I once heard someone, I think it was a chef or a restaurant critic, put forth an idea that I call the po-boy theory, which states that if an absolutely authentic po-boy sandwich were assembled in a place other than New Orleans ( this assumes that you’d be flying in bread from the Leidenheimer bakery, the one essential and absolutely indisputable ingredient – one could argue that Gulf seafood would also be necessary, but as New Orleans residents know, the best po-boys come from shabby corner groceries, which often use frozen seafood imported from somewhere else — that this tastes better than one made with fresh ingredients in a nice restaurant is something we’ll just have to put down to voodoo. ), it still wouldn’t be as good, because you wouldn’t be eating it in New Orleans.

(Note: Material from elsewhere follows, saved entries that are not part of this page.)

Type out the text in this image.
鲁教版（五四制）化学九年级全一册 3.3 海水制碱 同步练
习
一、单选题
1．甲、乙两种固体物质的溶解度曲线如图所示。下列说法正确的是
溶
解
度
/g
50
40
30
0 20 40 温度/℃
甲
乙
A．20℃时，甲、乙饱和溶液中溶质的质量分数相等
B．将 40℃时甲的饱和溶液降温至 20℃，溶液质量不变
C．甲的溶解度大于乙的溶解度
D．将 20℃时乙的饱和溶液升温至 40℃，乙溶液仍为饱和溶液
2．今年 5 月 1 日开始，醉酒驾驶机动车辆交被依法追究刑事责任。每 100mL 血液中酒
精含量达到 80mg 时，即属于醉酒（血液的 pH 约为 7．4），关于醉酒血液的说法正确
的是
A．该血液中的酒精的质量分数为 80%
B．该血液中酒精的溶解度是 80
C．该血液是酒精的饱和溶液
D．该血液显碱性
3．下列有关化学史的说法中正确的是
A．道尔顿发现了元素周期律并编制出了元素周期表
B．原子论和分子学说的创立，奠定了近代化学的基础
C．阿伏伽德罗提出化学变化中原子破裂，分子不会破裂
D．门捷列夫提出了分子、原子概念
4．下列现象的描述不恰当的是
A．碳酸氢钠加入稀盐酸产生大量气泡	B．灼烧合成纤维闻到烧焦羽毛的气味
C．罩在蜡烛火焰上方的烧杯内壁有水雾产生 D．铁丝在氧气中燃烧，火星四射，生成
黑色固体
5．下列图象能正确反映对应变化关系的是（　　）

Certainly this idea applies to New York pizza and bagels : it’s the water, they say, and that may be true, but I bet it has a lot to do with the fact that you’ve just come up out of the subway and you’re at Famous Original Authentic Ray’s ( you might want to hop to it : St.Marks Pizza shut down a couple of years ago, which is still strange to me, and now the Ray’s on 11th St. & 6th Ave. is closed. What’s next? ) gobbling a slice that was shoved at you across the counter by a guy whose name is, for real, Vito, and you’re about to run around and do New York-y stuff all day. Is the gelato in Rome really better? Maybe, but you’re in fucking ROME, the astounding, beautiful, movie-set city. There are girls on Vespas and everybody’s like ” ayyyyy – ciao! “, and, say, this is some good gelato!
Actually, I did learn that the Cuban Cohiba ( the brand I smoked, mainly ) was first made at the behest of Castro himself, and that the like-named brand that’s available in the U.S. is totally unrelated. Let’s just say that Cuban cigars are really good when you’re smoking them in Cuba.